En somme, j’ai trouvé ce livre fascinant et très bien rédigé. C’est un sujet très intéressant, rendu accessible à tous par Mlodinow. Ce livre fera de vous de meilleurs humains en vous rendant plus conscient de votre inconscient! Je le recommande fortement.Il y a plusieurs implications socio-économiques et politiques. Ces trouvailles explique en partie pourquoi les socialistes restent campés dans leurs positions malgré la preuve évidente de l’échec continuel et démontré de leurs politiques. Elles expliquent aussi pourquoi le patriotisme et le nationalisme (deux cancers sociétaux) sont si prépondérants et mènent au protectionnisme et aux guerres.

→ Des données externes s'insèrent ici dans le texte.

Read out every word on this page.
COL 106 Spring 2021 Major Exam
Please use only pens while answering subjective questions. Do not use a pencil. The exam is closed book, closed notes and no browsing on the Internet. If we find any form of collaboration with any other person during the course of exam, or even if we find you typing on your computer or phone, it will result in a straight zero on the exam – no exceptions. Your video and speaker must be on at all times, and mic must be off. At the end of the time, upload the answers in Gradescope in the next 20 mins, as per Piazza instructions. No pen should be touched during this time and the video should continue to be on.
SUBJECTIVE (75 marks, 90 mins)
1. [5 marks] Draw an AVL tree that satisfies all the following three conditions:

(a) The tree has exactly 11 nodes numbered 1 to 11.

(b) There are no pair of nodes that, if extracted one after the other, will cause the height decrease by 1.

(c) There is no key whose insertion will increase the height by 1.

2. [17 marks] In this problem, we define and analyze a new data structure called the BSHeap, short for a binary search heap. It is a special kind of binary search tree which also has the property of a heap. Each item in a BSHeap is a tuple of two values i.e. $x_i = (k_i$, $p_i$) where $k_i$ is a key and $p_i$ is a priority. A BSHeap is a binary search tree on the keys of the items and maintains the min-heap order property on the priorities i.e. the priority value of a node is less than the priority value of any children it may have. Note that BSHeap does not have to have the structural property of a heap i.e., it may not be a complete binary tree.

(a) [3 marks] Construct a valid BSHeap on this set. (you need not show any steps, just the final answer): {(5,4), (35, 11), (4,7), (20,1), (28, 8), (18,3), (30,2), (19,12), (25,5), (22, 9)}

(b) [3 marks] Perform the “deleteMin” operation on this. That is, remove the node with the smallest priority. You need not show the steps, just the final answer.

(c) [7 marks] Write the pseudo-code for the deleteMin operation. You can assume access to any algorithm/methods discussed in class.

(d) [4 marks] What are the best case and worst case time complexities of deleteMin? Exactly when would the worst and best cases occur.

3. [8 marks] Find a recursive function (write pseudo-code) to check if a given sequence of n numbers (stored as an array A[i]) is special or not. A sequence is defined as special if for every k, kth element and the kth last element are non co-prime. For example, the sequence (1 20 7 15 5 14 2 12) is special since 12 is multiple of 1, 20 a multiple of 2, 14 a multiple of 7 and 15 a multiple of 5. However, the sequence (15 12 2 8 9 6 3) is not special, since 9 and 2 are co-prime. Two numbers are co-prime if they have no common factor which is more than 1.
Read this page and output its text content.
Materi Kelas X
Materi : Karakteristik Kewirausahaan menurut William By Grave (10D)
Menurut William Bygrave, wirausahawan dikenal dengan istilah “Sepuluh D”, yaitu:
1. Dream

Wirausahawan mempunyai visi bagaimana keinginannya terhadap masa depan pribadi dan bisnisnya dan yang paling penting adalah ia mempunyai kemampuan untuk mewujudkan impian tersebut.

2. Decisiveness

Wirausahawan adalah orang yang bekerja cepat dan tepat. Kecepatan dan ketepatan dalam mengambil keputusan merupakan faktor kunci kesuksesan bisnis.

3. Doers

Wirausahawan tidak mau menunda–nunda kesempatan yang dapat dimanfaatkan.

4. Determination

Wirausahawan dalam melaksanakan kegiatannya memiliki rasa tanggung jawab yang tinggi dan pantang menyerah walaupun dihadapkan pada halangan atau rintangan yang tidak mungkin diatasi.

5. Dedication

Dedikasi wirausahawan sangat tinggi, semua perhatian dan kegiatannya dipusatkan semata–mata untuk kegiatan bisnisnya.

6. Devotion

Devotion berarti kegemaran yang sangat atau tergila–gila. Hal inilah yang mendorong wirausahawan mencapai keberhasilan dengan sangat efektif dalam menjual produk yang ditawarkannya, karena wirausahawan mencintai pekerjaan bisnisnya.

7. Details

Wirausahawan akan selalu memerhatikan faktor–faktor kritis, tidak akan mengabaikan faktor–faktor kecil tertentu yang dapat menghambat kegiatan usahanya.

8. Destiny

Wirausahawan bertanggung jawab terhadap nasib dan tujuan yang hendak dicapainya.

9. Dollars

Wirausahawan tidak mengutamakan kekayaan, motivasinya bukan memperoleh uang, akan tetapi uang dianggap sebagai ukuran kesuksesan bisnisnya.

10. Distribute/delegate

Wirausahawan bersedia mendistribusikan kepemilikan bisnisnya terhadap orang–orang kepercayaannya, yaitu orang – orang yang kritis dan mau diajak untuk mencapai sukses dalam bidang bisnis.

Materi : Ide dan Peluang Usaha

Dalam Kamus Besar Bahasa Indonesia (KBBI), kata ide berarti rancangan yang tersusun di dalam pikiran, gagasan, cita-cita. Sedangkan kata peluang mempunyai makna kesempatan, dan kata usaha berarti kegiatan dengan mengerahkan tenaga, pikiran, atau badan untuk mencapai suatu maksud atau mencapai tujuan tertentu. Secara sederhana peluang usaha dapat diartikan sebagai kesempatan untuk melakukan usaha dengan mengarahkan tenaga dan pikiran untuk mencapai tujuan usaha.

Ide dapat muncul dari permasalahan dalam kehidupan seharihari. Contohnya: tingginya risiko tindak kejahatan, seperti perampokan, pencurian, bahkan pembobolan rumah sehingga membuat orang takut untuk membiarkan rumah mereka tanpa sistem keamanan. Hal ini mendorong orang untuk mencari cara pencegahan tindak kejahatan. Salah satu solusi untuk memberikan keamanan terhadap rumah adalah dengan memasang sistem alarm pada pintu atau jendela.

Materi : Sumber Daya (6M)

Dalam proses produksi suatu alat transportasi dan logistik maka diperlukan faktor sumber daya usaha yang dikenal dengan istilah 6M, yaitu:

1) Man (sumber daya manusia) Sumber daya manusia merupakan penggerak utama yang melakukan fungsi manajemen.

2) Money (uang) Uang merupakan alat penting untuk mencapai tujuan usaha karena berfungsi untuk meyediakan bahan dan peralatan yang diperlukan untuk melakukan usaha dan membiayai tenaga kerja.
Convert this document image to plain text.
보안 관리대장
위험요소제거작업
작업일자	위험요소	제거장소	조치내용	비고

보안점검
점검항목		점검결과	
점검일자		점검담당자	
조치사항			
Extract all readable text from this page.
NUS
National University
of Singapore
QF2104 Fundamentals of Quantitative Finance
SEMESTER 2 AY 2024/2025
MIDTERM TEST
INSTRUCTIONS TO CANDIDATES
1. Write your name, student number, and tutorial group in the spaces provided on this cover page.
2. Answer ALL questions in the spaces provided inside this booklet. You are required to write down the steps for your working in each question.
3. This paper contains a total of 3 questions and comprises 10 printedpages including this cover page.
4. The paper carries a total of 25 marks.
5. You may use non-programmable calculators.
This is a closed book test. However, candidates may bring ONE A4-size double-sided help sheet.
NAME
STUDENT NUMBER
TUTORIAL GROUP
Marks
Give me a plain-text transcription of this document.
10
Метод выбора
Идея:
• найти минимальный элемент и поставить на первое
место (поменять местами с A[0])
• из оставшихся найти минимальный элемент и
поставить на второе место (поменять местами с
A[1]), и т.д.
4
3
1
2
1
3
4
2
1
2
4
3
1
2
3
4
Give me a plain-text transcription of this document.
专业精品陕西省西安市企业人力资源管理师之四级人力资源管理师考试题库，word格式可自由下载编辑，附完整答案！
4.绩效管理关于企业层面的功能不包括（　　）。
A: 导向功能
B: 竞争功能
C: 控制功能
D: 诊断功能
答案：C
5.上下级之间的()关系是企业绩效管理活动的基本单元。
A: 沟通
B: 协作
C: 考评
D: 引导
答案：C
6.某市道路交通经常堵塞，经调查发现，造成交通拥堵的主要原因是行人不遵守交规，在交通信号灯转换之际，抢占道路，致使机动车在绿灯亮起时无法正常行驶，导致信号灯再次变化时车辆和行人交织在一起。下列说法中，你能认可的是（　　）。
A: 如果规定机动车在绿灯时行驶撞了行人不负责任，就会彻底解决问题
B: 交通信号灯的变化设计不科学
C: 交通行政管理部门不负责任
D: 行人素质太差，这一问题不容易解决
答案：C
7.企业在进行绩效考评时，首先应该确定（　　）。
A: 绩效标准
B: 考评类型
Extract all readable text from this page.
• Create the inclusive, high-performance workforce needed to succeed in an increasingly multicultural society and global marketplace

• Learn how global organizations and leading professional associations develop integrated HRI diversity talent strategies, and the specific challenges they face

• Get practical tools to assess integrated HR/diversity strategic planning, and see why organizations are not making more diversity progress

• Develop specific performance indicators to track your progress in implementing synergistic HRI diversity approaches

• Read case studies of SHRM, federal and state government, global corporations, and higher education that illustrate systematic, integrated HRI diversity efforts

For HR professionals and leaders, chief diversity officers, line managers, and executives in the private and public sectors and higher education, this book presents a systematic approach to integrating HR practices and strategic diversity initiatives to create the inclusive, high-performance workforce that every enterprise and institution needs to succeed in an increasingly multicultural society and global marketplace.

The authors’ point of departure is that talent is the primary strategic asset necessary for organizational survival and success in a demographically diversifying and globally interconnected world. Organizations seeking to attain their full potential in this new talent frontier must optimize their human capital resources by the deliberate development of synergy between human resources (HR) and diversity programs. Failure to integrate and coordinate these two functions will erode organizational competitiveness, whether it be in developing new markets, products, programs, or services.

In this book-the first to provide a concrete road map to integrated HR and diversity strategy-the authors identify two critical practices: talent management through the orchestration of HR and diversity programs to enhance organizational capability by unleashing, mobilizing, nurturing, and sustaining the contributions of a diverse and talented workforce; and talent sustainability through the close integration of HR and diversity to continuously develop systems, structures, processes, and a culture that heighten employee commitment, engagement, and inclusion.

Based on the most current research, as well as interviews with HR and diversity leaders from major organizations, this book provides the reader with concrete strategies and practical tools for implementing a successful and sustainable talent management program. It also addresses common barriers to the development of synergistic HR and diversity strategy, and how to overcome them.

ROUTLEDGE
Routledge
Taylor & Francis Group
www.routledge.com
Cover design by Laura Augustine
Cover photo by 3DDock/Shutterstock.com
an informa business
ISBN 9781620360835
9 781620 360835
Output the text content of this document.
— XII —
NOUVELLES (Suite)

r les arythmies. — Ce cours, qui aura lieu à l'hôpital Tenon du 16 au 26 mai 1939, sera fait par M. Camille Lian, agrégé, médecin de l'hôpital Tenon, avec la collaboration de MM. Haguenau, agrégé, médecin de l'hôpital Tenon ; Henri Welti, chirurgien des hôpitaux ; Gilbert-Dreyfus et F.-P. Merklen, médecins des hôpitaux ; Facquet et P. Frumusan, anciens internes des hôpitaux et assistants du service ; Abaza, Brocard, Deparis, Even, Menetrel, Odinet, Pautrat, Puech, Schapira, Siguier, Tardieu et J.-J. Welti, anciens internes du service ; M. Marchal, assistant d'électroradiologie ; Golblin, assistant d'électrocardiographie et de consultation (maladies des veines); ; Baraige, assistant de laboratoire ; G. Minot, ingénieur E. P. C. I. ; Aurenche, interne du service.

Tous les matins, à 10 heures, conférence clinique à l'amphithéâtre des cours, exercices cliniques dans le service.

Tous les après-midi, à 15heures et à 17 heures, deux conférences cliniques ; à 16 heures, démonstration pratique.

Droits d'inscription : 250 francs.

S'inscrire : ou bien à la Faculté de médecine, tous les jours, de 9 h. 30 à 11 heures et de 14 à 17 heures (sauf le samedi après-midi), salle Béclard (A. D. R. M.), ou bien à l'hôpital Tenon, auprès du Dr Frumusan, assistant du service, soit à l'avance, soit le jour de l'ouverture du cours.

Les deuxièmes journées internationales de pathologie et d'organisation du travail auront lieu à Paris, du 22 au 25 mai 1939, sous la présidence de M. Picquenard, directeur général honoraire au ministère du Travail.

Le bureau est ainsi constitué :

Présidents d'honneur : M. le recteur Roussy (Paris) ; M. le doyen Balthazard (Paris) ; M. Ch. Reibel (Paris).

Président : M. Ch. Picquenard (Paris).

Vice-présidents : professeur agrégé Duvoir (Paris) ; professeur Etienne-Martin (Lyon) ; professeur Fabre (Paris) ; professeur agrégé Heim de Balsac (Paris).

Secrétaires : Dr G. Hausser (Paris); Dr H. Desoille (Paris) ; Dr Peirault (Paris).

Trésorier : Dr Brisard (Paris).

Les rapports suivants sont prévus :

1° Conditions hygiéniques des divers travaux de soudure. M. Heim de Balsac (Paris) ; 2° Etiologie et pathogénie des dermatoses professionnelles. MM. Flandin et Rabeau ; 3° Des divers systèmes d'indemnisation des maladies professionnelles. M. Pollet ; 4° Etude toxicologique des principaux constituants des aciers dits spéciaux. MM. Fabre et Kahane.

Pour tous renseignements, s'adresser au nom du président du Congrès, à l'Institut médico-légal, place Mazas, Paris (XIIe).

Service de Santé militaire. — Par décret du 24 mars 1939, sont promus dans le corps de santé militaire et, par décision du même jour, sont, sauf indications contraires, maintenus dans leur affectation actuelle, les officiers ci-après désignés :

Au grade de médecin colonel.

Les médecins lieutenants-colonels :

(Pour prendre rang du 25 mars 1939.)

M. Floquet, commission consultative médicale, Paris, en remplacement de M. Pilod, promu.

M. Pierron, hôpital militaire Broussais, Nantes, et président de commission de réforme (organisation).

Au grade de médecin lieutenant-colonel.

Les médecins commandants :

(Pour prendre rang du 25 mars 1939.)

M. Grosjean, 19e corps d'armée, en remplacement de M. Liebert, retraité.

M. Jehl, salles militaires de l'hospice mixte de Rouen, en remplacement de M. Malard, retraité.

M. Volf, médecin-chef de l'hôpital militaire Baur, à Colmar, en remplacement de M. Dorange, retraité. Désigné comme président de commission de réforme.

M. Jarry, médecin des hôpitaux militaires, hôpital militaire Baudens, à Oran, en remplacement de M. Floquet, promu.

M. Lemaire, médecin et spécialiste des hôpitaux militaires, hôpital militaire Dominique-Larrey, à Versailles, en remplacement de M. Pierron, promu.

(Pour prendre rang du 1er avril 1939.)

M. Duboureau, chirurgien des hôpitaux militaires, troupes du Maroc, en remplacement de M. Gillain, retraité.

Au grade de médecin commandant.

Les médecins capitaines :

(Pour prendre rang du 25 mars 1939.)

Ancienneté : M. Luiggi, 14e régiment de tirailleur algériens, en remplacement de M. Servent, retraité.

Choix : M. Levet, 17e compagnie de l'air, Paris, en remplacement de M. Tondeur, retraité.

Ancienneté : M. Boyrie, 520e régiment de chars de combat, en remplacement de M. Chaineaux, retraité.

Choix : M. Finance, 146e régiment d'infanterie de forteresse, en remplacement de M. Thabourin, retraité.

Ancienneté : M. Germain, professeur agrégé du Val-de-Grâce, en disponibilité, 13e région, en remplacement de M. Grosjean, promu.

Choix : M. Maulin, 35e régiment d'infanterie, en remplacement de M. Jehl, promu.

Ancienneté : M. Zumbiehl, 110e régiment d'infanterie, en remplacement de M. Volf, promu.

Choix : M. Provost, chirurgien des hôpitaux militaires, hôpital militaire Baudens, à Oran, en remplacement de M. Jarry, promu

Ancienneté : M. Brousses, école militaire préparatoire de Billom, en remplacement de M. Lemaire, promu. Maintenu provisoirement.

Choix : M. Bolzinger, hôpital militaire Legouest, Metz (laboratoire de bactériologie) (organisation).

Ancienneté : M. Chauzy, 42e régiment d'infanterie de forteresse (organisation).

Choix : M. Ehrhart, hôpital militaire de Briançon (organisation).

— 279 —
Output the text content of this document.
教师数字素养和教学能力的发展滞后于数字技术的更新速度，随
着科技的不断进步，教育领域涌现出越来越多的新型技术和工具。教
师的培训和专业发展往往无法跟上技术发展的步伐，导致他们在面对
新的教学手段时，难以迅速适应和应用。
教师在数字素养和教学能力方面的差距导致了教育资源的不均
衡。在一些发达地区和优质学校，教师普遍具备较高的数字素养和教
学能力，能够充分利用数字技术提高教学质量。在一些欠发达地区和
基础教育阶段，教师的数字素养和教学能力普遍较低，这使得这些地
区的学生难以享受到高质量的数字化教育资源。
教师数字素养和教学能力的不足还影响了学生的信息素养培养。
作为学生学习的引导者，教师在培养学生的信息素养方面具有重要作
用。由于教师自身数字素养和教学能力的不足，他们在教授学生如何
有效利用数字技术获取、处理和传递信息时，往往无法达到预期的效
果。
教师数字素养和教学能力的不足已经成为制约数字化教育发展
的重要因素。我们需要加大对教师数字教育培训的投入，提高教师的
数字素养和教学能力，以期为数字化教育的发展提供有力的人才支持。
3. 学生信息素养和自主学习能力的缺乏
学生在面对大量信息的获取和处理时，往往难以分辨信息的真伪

En lecture complémentaire, je vous recommande cet excellent blogue portant sur les manipulations subliminales dans la publicité et le cinéma. C’est fascinant!
quel impact sur la responsabilité individuelle.
coedialement
@daniel sachet
Je ne suis pas sûr de bien saisir le sens de votre question.
Je penses que la question doit faire référence a quel point l’on peut dire que les humains sont responsables de leur acte. Bon, la justice tient compte de la maladie mentale lors des condamnations, mais est-ce que l’on devrait pouvoir se plaindre dans une cour de justice : c’est pas de ma faute c’est la méchante pub qui m’a influencé etc ….. Ou encore, c’est pas de ma faute je suis biologiquement programmé pour agir de cette manière.
Ça parait tiré par les cheveux, mais on voit des cas comme ça régulièrement. Ma réponse à ça étant : si tu sais que tu as de mauvais plis prend des mesures pour les réparer avant qu’il ne soit trop tard, c’est ta responsabilité, si tu te sens prisonnier va voir un psy avant d’exploser.
Lire aussi Thinking , Fast and Slow. Dans la même lignée. Très intéressant
Autre chose de fascinant, à toutes les époques il semble y avoir une sorte de croyance de fin du monde qui reste profondément ancrée. L’apocalypse biblique, malthus, 2012, le réchauffement de la planète, les astéroïdes, une sorte d’instinct qui pousse les humains à croires de manière irationnelle que n’importe quoi peu devenir un scénario de fin du monde. Ça semble en partie contredire l’idée selon laquel l’optimisme est si développé.
On peut remarquer la même chose avec Dieu, au départ les gens croient en une entités omnipotentes qui peuvent guider l’univers en général en leur faveur, une fois que le concept de Dieu devient moins populaire … c’est l’État qui vient combler exactement les mêmes fonctions que le premier remplissait.
@Bobjack
Mlodinov le mentionne explicitement: les humains ont un biais optimiste envers eux-mêmes, mais un biais négatif envers le monde. Ce sont deux mécanismes distinct. L’un nous tient alerte face aux dangers potentiels, l’autre nous motive à les affronter et à améliorer notre sort.